Suddenly the picture began to unroll from the top to the bottom of the viewport as the Rhabwar applied thrust. It was a gentle, cautious maneuver aimed at placing the ship on a spiral course that would take it through the local hospital traffic to a distance where full thrust could be applied without inconveniencing other ships in the area or elevating the temperature of the hospital’s skin-something that would be much more than an inconvenience if behind such a temporary hot spot there was a ward filled with the fragile, crystalline, ultra-frigid methane life-forms. The picture continued to shrink until the whole vast hospital structure was framed in the port, turning slowly as the ship spiraled away; then thrust was applied, and it slipped out of sight astern.

With the disappearance of the brilliantly lit hospital, their night vision returned slowly, and they watched, in a silence broken only by the hissing noises made by the sleeping Kelgian, while stars began to develop in the blank blackness outside the port.

The casualty deck speaker clicked and hummed. “This is Control. We are proceeding at one Earth-gravity thrust until Jump-distance is reached, which will be in forty-six minutes. During this period the artificial-gravity grids will be deactivated on all decks for the purposes of system checking and inspection. Any e-t requiring special gravity settings please check and activate its personal equipment.”
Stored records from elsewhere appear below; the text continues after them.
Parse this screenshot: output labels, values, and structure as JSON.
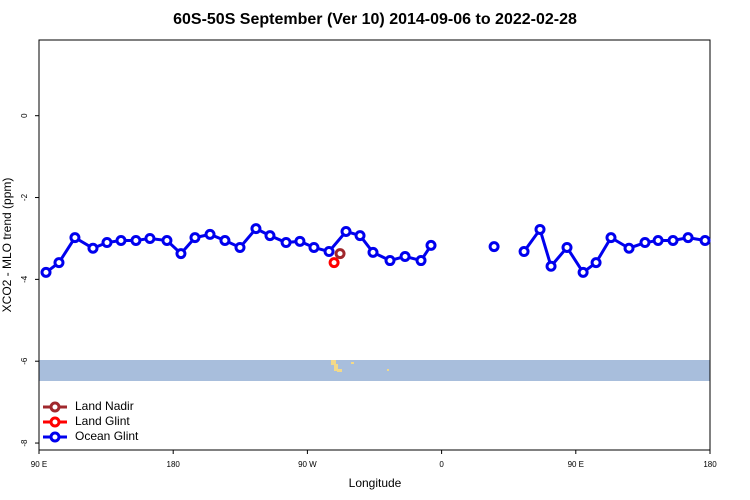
{
  "chart_data": {
    "type": "line",
    "title": "60S-50S September (Ver 10)   2014-09-06 to 2022-02-28",
    "x_label": "Longitude",
    "y_label": "XCO2 - MLO trend (ppm)",
    "xlim": [
      90,
      540
    ],
    "ylim": [
      -8.17,
      1.85
    ],
    "xticks": [
      {
        "value": 90,
        "label": "90 E"
      },
      180,
      {
        "value": 270,
        "label": "90 W"
      },
      {
        "value": 360,
        "label": "0"
      },
      {
        "value": 450,
        "label": "90 E"
      },
      {
        "value": 540,
        "label": "180"
      }
    ],
    "yticks": [
      0,
      -2,
      -4,
      -6,
      -8
    ],
    "legend": "lower left",
    "series": [
      {
        "name": "Land Nadir",
        "color": "#a0282d",
        "x": [
          291.9
        ],
        "values": [
          -3.37
        ]
      },
      {
        "name": "Land Glint",
        "color": "#ff0000",
        "x": [
          287.9
        ],
        "values": [
          -3.59
        ]
      },
      {
        "name": "Ocean Glint",
        "color": "#0000ee",
        "x": [
          94.7,
          103.4,
          114.1,
          126.2,
          135.6,
          145,
          155,
          164.4,
          175.8,
          185.2,
          194.6,
          204.7,
          214.7,
          224.8,
          235.5,
          244.9,
          255.7,
          265,
          274.4,
          284.5,
          295.9,
          305.3,
          314,
          325.4,
          335.5,
          346.2,
          352.9,
          null,
          395.2,
          null,
          415.3,
          426,
          433.4,
          444.1,
          454.9,
          463.6,
          473.6,
          485.7,
          496.4,
          505.2,
          515.2,
          525.3,
          536.7
        ],
        "values": [
          -3.83,
          -3.59,
          -2.98,
          -3.24,
          -3.1,
          -3.05,
          -3.05,
          -3.0,
          -3.05,
          -3.37,
          -2.98,
          -2.9,
          -3.05,
          -3.22,
          -2.76,
          -2.93,
          -3.1,
          -3.07,
          -3.22,
          -3.32,
          -2.83,
          -2.93,
          -3.34,
          -3.54,
          -3.44,
          -3.54,
          -3.17,
          null,
          -3.2,
          null,
          -3.32,
          -2.78,
          -3.68,
          -3.22,
          -3.83,
          -3.59,
          -2.98,
          -3.24,
          -3.1,
          -3.05,
          -3.05,
          -2.98,
          -3.05
        ]
      }
    ]
  }
}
Conway wondered why the Captain was not covering the Jumpdistance at maximum thrust instead of dawdling along at one-G. He certainly could not Jump too close to the hospital, because the creation of an artificial universe that would allow faster-than-light travel-even a tiny one capable of enclosing the mass of their ship- would be much more than an inconvenience to Sector General. It could disrupt every piece of communications and control equipment in the place, with dire results for patients and staff alike. But Fletcher did not seem to be reacting with urgency to what was, after all, a distress call. Was Fletcher being overly careful with his nice new ship, Conway wondered, or was he proceeding carefully because the distress call had come before the ship was quite ready for it?

Though Conway’s worrying was causing the Cinrusskin to tremble slightly, Prilicla seemed calm. “I check my gravity nullifiers every hour, since my continued existence as a living and thinking entity requires it. But it is nice of the Captain to worry about my safety. He appears to be an efficient officer and an entity in whom we can place full trust where the workings of the ship are concerned.”

“I was a little worried for a moment,” Conway admitted, laughing at the empath’s unsubtle attempt at reassurance. “But how did you know I was worried about the ship? Are you becoming a telepath too?”

“No, friend Conway,” Prilicla replied. “I was aware of your feeling and had already noted our somewhat leisurely departure, and I wondered if it was the ship or the Captain who was proceeding cautiously.”

“Great minds worry alike,” said Murchison, turning away from the viewport. “I could eat a horse,” she added with feeling.

“I, too, have an urgent requirement for food,” said Prilicla.

“What is a horse, friend Murchison, and would it agree with my metabolism?”

“Food,” said Naydrad, coming awake.

They did not have to mention the fact that if the Tenelphi casualties were serious they might not have many opportunities to eat and it was always a good idea to refuel whenever an opportunity offered itself. As well, Conway thought, eating stopped worrying, at least for a while.